Superproteção: um mal fantasiado de bem

Crianças nascem pequenas, frágeis, débeis, incapazes de sobreviver sem o cuidado dos pais ou de algum adulto que se responsabilize por elas e seu bem-estar. Diante dessa real fragilidade, os pais, rapidamente, ocupam o lugar de proteção de seus pequenos e assumem os cuidados necessários para que sobrevivam e possam crescer. 

Há, no entanto, um limite tênue nesse movimento, que muitas vezes acaba passando despercebido. Para que eles verdadeiramente cresçam e se tornem pessoas autônomas, capazes de cuidar de si mesmos, os pais têm que discernir com muita sabedoria os limites da proteção, cuidando atentamente para não superprotegerem os filhos. 

Formar pessoas é uma missão complexa e exigente. É preciso ter em mente os objetivos e trabalhar incansavelmente para alcançá-los. Mais ainda, é fundamental ter em mente que serão alcançados em longo prazo e que, exatamente por isso, é preciso determinação e persistência no caminho em busca deles. 

Quanto mais os pais quiserem proteger os filhos, livrando-os de todos os pequenos riscos e sofrimentos que se apresentam desde a mais tenra idade, menos autônomos e seguros eles estarão para enfrentar os desafios cada vez mais complexos que a vida apresentará. 

Exatamente por isso, é fundamental que a família favoreça a aquisição de autonomia por parte da criança, desde cedo. 

Quanto mais estruturada for a rotina e quanto mais bem implementados forem os hábitos, maior será a possibilidade de a criança assumir atitudes mais autônomas, tanto no que diz respeito ao autocuidado quanto ao cuidado do entorno. 

Quando pequenos, até aproximadamente 3 anos, ainda não têm critérios para decisões, porém, já têm capacidade de, por hábito e estímulo, assumir pequenas tarefas como: jogar fora a própria fralda, colocar no cesto sua roupinha suja, juntar seus brinquedos, contribuir com alguns encargos mais simples na casa (colocar guardanapos ou talheres na mesa, tirar o pó de algo etc.). A partir dos 4 anos, essa listinha de atividades possíveis cresce rapidamente, uma vez que vão se tornando mais hábeis física e intelectualmente. Também é necessário para que cresçam em autonomia que sejam desafiados fisicamente, ou seja, que engatinhem, se arrastem, andem, corram, subam, desçam, mesmo que eventualmente caiam e cheguem a se machucar. Observar a capacidade dos filhos e permitir que enfrentem desafios compatíveis com ela é muitíssimo importante para que se tornem pessoas seguras, confiantes, autônomas e audazes. Encontro, frequentemente, crianças com dificuldades de locomoção, equilíbrio e destreza porque, com medo de que se machuquem, os pais ou responsáveis evitam que elas realizem atividades físicas absolutamente necessárias para seu bom desenvolvimento. 
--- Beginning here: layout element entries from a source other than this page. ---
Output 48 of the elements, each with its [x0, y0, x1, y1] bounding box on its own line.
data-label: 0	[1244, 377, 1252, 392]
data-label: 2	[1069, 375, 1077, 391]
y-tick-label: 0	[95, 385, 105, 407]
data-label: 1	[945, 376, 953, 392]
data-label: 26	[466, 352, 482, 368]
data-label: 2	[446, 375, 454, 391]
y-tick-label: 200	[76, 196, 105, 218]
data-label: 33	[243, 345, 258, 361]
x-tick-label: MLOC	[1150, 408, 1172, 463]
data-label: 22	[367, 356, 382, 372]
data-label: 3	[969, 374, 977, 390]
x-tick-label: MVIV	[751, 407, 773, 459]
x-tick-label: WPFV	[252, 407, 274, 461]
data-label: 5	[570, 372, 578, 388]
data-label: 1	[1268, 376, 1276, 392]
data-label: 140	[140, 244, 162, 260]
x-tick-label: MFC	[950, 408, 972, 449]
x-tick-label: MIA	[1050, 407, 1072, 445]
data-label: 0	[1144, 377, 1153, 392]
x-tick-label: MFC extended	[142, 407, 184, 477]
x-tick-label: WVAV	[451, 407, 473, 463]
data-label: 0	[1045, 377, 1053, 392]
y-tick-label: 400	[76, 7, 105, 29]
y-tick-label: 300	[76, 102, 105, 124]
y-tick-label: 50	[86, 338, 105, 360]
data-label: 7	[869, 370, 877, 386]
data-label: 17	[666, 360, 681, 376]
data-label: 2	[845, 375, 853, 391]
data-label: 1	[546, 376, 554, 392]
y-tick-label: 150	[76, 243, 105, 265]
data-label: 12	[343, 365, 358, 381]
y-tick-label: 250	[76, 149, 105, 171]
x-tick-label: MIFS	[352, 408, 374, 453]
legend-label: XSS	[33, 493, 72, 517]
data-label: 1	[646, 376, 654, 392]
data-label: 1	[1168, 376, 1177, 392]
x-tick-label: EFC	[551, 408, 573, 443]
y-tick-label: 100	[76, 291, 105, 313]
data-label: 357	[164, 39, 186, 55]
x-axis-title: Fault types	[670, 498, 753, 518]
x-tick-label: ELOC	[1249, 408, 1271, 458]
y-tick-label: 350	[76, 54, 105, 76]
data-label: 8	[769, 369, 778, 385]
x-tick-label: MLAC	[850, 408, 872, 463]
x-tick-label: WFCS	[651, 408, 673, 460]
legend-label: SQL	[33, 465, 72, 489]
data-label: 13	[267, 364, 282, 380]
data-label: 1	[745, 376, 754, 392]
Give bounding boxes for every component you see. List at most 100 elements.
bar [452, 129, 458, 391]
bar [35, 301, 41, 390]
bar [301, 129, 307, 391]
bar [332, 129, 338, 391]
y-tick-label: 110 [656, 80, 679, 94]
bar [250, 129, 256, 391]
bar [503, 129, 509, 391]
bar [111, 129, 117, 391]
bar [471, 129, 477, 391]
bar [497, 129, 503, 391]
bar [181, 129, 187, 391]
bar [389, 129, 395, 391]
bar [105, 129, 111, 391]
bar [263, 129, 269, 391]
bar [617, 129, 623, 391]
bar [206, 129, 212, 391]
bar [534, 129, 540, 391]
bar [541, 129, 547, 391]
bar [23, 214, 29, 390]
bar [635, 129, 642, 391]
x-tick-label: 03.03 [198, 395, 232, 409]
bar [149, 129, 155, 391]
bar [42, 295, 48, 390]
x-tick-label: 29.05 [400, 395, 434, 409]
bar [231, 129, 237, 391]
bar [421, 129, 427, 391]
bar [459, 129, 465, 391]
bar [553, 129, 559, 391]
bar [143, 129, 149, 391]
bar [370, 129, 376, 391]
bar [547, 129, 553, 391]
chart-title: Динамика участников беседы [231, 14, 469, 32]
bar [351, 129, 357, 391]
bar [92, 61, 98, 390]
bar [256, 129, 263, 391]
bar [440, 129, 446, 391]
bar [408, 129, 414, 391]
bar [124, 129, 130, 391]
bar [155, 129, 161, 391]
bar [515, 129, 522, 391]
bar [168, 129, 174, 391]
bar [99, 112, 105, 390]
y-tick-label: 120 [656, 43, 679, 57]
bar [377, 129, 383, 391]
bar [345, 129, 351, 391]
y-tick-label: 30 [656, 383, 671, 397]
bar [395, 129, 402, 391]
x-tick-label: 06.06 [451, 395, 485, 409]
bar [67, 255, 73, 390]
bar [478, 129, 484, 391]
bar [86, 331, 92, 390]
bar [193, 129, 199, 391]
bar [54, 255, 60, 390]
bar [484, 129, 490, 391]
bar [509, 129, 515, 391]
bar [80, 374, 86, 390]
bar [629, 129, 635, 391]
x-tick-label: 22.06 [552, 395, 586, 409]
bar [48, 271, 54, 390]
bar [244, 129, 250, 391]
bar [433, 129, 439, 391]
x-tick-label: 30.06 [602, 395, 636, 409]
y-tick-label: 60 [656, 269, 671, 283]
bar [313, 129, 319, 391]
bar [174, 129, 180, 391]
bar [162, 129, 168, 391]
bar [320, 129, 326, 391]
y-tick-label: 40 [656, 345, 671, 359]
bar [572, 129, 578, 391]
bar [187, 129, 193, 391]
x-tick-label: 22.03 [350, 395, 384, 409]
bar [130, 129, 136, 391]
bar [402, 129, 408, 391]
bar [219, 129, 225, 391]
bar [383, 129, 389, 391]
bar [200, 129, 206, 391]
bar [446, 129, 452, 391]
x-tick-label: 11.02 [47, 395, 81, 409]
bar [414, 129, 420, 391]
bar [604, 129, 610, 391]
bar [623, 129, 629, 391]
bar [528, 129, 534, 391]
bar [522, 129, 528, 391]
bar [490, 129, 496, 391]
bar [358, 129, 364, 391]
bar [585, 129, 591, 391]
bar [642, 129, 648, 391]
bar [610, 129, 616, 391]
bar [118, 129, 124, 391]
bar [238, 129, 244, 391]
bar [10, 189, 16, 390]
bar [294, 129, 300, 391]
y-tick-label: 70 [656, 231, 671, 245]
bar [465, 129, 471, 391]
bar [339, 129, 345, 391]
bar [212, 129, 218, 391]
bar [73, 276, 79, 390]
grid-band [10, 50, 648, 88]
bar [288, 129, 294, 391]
É importante considerarmos, também, que muitas vezes os pais dificultam que as crianças assumam posturas mais autônomas não exatamente por superproteção, mas por falta de tempo ou por impaciência, afinal, esperar uma criança pequena trocar de roupa, colocar uma meia ou mesmo ajudar a colocar a mesa custa, especialmente neste mundo que valoriza a rapidez em tudo o que se faz. 

Quando os pais superprotegem os pequenos e evitam que corram riscos ou assumam pequenas responsabilidades, seja por medo que se machuquem, seja por falta de paciência no processo educativo, estão, na verdade, formando pessoas dependentes, fracas, que esperarão soluções mágicas e externas para seus possíveis problemas. 

Para uma boa formação, é necessário medida até mesmo na proteção que se oferece aos filhos – não permitir que corram riscos graves é correto, porém, é preciso exercitá-los diariamente a se tornarem capazes de enfrentar as mais diferentes situações por si mesmos –, caminho longo e exigente, mas que conduz a um resultado seguro: pessoas autônomas e verdadeiramente livres.